FIG. 6 is a configuration diagram showing a conventional slag particle heat exchange device.

[Explanation of symbols]

 H Heat exchange device for slag particles S Slag particles M Metal W Heat exchange medium U Space 1 Slag particle generator 2 Belt conveyor 3 Shell 4 Delivery path 5 Dust collector 10 Shell 10a Inlet 10b Outlet 11 Collector 11a Contact body 11b Heat conduction pipe 12 Discharge adjusting device 13 Disperser 14 Belt conveyor 15 Vibrator 16 Outlet pipe 17 Belt conveyor

Claims (7)

[Claims] 1. A heat exchange device for slag particles for recovering heat from high-temperature slag particles in which molten slag is formed into granules, wherein the slag particles flow into the upper side and the lower side flow through the inlet. A shell having an outlet through which the slag particles flowing down are discharged; a contact member disposed in the shell so as to be able to contact the slag particles; and a heat conduction pipe inserted through the contact member and through which a heat exchange medium flows. A slag particle heat exchange device, comprising: a heat collector having: 2. The contact body of the heat collector, wherein a space through which the heat conducting pipe is inserted is formed, and the space is filled with a metal that can be melted by the heat of the slag particles. A heat exchange device for the slag granules described. 3. The heat exchange device for slag particles according to claim 1, wherein a discharge adjusting device for adjusting a discharge amount of the slag particles is provided on an outlet side of the shell. 4. The contact body of the heat collector is formed in a plate shape and arranged in a plurality of rows.
Or a heat exchange device for slag particles according to 3. 5. The slag particle according to claim 1, wherein said heat collector is provided with a discharge pipe for discharging molten metal and detecting a liquid level of said metal.
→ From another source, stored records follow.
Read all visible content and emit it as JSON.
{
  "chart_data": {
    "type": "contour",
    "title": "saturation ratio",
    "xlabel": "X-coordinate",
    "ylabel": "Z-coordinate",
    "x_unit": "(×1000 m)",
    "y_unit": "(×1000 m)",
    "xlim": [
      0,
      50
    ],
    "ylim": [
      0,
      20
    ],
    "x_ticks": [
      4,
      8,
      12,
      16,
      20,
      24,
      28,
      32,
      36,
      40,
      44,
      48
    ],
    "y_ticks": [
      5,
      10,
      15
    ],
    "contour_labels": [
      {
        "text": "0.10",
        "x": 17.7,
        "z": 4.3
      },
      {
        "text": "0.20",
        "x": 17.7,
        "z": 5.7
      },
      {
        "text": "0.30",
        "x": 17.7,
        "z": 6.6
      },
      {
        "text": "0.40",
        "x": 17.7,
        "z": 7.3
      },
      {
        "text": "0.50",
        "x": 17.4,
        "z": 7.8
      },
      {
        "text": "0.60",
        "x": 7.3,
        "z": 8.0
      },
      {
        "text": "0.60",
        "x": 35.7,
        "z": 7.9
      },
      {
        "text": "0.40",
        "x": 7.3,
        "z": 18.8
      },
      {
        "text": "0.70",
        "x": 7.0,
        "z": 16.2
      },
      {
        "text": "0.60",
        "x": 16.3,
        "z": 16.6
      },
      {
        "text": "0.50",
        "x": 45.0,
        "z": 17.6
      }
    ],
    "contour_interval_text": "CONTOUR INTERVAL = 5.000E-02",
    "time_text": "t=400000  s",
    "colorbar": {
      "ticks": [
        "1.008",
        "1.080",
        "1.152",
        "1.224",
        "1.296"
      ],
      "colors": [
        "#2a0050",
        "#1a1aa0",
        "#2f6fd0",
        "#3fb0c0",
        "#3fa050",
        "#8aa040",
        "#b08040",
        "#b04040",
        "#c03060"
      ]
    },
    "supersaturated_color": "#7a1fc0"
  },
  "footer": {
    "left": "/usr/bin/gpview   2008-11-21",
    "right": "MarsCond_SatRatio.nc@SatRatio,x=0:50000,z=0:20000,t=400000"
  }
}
Heat exchange equipment. 6. The method according to claim 1, wherein said shell is provided with a vibrator for vibrating said shell.
The heat exchange device for slag particles according to 3, 4, or 5. 7. A disperser for dispersing the slag particles flowing into the inlet into the shell and distributing the slag particles into the shell is provided at the inlet of the shell.
7. The heat exchange device for slag particles according to 4, 5, or 6.